Tut-tut over tete-a-tete

NOT that our friends across the Atlantic are always happy to let the British take the glory, as a strange little incident in Quebec illustrates.

The city decided it wanted to commemorate the wartime conferences that took place there between Winston Churchill and Franklin Roosevelt, and commissioned copies of busts of them. The trouble was, the Churchill copy, based on a bust by the late Oscar Nemon that stands in the entrance to the Cabinet War Rooms, turned out to be rather bigger than the Roosevelt. The Americans couldn't have that. So the unveiling, scheduled for last autumn, was put off, and will now finally happen this week, with parity achieved.

"I think it's a great tribute to my father's work that it should be seen to be so powerful," Oscar Nemon's son Falcon told me. "I suppose it shows that in politics, size is everything."

I ALWAYS thought I was a bit of a party animal myself, but last week I had to bow to the real thing when I turned up for a book launch at the National Portrait Gallery. The place was full of dogs. Their masters were gathered for the publication of The Face in the Corner, a book that celebrates the place of domestic animals in some of the world's great paintings. Author Robin Gibson showed off his mongrel Ted; Clare de Rouen, the general manager of the nearby Zwemmer bookshop, brought her black pug Tara, which was rivalled by Gary, a pug belonging to Louise Christie (daughter of Sir George, the organiser of Glyndebourne). One dog at least had no trouble getting into the social spirit: it was quite clearly on heat.

Band of my fathers

YOU'D think certain organisations would steer clear of certain venues. One can't see the Temperance Society meeting at the Dog and Duck, or the Board of Virago holding its AGM at Lord's cricket ground. So I was puzzled to discover where Welsh National Opera were to announce details of their 1998-99 season. A concert hall near the projected Welsh parliament in Cardiff, perhaps? The moody cathedral in the city of their patron saint, David, in Pembrokeshire? No, the WNO has chosen the Hard Rock Cafe in London, home to many a hairy legend's bass guitar and a permanent queue of tourists. Whatever next? Tom Jones singing Figaro arias accompanied by the strumming of ZZ Top?

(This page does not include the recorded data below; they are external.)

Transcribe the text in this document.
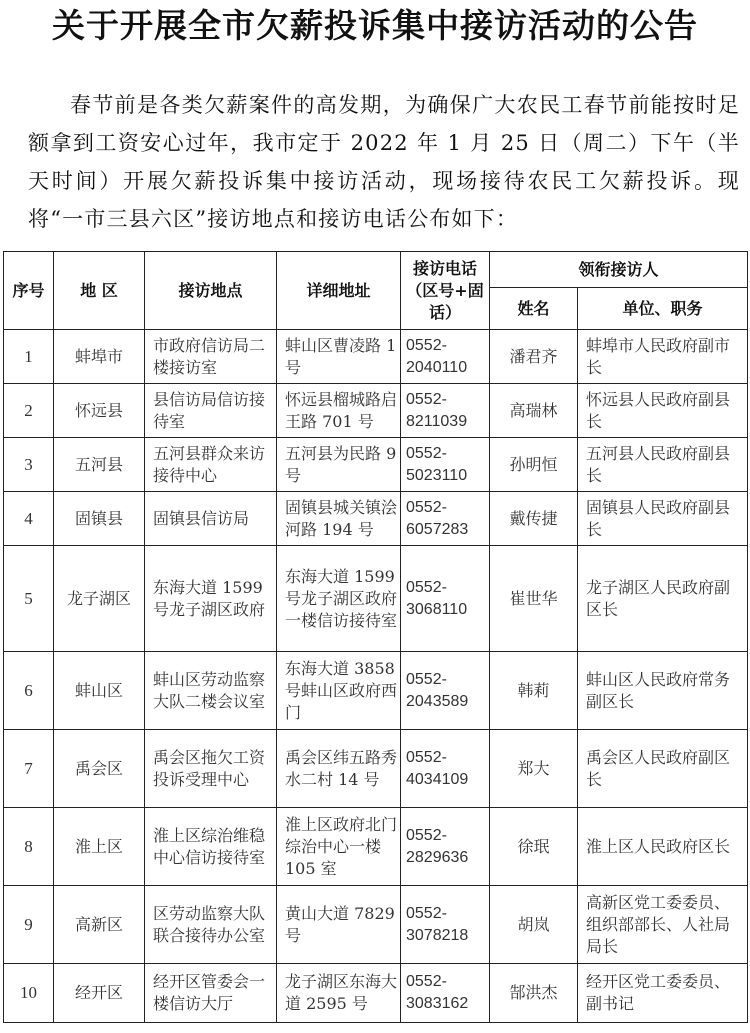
关于开展全市欠薪投诉集中接访活动的公告
春节前是各类欠薪案件的高发期，为确保广大农民工春节前能按时足额拿到工资安心过年，我市定于 2022 年 1 月 25 日（周二）下午（半天时间）开展欠薪投诉集中接访活动，现场接待农民工欠薪投诉。现将“一市三县六区”接访地点和接访电话公布如下：
序号	地 区	接访地点	详细地址	接访电话（区号+固话）	领衔接访人	
					姓名	单位、职务
1	蚌埠市	市政府信访局二楼接访室	蚌山区曹凌路 1 号	0552-2040110	潘君齐	蚌埠市人民政府副市长
2	怀远县	县信访局信访接待室	怀远县榴城路启王路 701 号	0552-8211039	高瑞林	怀远县人民政府副县长
3	五河县	五河县群众来访接待中心	五河县为民路 9 号	0552-5023110	孙明恒	五河县人民政府副县长
4	固镇县	固镇县信访局	固镇县城关镇浍河路 194 号	0552-6057283	戴传捷	固镇县人民政府副县长
5	龙子湖区	东海大道 1599 号龙子湖区政府	东海大道 1599 号龙子湖区政府一楼信访接待室	0552-3068110	崔世华	龙子湖区人民政府副区长
6	蚌山区	蚌山区劳动监察大队二楼会议室	东海大道 3858 号蚌山区政府西门	0552-2043589	韩莉	蚌山区人民政府常务副区长
7	禹会区	禹会区拖欠工资投诉受理中心	禹会区纬五路秀水二村 14 号	0552-4034109	郑大	禹会区人民政府副区长
8	淮上区	淮上区综治维稳中心信访接待室	淮上区政府北门综治中心一楼 105 室	0552-2829636	徐珉	淮上区人民政府区长
9	高新区	区劳动监察大队联合接待办公室	黄山大道 7829 号	0552-3078218	胡岚	高新区党工委委员、组织部部长、人社局局长
10	经开区	经开区管委会一楼信访大厅	龙子湖区东海大道 2595 号	0552-3083162	郜洪杰	经开区党工委委员、副书记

UPDATING my TV set last week, I came face-to-screen with the changing world of couch-potatodom. Watching telly, I learnt, is all about "aspect ratios" - the relationship of the width to the height of the screen - and these, you may be aware, are about to change to. Out go "square eyes", in come "rectangle eyes".

Brendan Slamin, of something called the Widescreen Forum, told me: "We see more with our eyes horizontally, because our eyes are beside each other, rather than one on top of the other. This change will enable producers to frame their pictures in a different way. Viewers will be able to see the person listening as well as the one talking; if you're watching football, you can see the whole tactics of the game, rather than just the crowd around the ball."

Apparently, those with the cheap old sets can expect a lot more of those thick black lines across top and bottom, known as the letter-box effect ... ensuring that only some viewers will be privy to Alan Shearer's touchline antics in the World Cup.